The socio-cultural peculiarities define specificity of communication in the “teacher-student” system in many ways. By using the G.
Hofstede’s theory, we consider all the cultural components and determine their influence on the educational interactions. In
terms of the dichotomy of criterion “low/high power distance” in the educational space, cultures can be divided into the teacher-
centered and the learner-centered one. In cultures with low power distance (US, UK, Canada, Australia, Central Europe, etc.), the
central figure of education process is a student and a teacher is an accompanying figure. Teacher does not broadcast knowledge,
but he helps the student to find the necessary information and conclude independently. However, in the countries with high
power distance (China, Japan, etc.) the central figure of education process is a teacher who transmits information that is an
undeniable and definitely highly regarded. Thereby the higher power distance the greater teacher’s status and, correspondingly,
the less number of discussions with him can be. In countries with a very high power distance teacher guides every student’s step,
however while the distance is reducing the initiative goes to the student.
In terms of the dichotomy of the criteria of “individualism/collectivism” the education purpose in countries with a high
individualism index (United States, Canada, Australia, UK, etc.) (Asmolov, 2006) is to teach the students “how to learn” and then
to obtain the necessary knowledge independently. Thereby it prepares students to an “education through life” in a constantly
changing world where information becomes outdated quickly. In individualistic cultural context the students are taught to rely
only on themselves and their own strength. The emphasis on the student’s individual achievements in an academic environment
leads to some difficulties in the group and collective interactions between students in the classes thereby teachers devote more
attention to project activities and develop students’ team-work skills. Also in individualist cultures tutors pose unusual tasks and
creative approaches to their solving. However, in countries with a high collectivism index (China, Japan, Arab countries, etc.)
education process is emphasized on the memorizing and storing large amounts of information. Also in collectivist cultures the
theoretical knowledge often is not maintained by practical experience. Thus, students in these countries have a lack of practical
experience and cannot apply their theoretical knowledge.
From the standpoint of cultural criterion “femininity/masculinity” we conclude that feminine cultures, such as Sweden, are
focused primarily on the creating of the psychologically comfortable conditions in the educational environment and students’

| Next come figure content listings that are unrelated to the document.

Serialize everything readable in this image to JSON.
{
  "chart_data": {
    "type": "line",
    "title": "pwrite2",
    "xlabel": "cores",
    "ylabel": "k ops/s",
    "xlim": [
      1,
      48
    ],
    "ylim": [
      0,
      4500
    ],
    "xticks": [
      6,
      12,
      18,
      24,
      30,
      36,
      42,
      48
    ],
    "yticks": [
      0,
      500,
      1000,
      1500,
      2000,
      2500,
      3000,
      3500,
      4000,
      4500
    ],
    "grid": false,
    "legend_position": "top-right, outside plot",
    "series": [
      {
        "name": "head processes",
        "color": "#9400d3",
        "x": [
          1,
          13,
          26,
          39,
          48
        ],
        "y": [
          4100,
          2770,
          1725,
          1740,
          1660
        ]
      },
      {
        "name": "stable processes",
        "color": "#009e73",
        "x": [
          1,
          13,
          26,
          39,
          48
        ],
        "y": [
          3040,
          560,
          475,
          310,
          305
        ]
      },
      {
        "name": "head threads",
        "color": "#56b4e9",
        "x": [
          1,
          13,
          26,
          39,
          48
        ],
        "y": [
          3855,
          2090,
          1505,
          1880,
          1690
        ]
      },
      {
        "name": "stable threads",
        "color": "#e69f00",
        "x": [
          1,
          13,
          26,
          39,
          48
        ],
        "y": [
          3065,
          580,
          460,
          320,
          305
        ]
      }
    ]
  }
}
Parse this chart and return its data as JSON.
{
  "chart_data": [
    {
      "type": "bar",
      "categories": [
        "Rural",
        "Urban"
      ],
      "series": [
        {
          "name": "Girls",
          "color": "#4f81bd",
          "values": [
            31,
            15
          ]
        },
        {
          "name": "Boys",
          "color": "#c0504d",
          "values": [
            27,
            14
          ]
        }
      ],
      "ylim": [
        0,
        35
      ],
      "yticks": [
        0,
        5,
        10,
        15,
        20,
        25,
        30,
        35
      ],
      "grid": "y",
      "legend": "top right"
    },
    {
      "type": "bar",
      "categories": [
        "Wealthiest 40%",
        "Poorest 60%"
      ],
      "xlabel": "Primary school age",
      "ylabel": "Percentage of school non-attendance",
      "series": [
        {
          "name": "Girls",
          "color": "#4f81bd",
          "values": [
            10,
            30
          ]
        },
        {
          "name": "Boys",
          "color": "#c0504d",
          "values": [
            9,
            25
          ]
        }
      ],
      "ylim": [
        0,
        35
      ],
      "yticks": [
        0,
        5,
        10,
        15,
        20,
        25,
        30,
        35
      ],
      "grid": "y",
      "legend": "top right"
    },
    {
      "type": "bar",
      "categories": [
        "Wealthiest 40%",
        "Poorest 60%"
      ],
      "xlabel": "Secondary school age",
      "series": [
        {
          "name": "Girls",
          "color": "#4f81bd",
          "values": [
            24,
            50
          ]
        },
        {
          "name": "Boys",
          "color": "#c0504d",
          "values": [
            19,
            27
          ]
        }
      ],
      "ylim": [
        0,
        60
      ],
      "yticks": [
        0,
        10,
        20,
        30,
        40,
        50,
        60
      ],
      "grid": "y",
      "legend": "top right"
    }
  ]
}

social adaptation. In masculine cultures, such as the United States, the education process is accompanied by a high competition
among the students where academic achievements are the important trappings (portfolios, winnings in competitions, etc.). Thus,
in the masculine societies competitions and academic results are encouraged in the educational environment, but in the feminine
ones the student’s behavior is often awarded.
In terms of the “uncertainty avoidance” criterion low uncertainty avoidance index means that education process is often
conducted by non-standard programs, which provide a high level of variability and fuzzy evaluation criteria. However, in cultures
with high uncertainty avoidance index the education process is conducted by a strict schedule and instructions according to the
educational and methodical regulations. In such countries the teachers identify the task, ways of its solving, deadlines and
evaluation criteria as clearly as possible for students. Also in cultures with high uncertainty avoidance students are more likely to
pursue higher education because of a sense of duty to parents and the society, and not because of personal desire.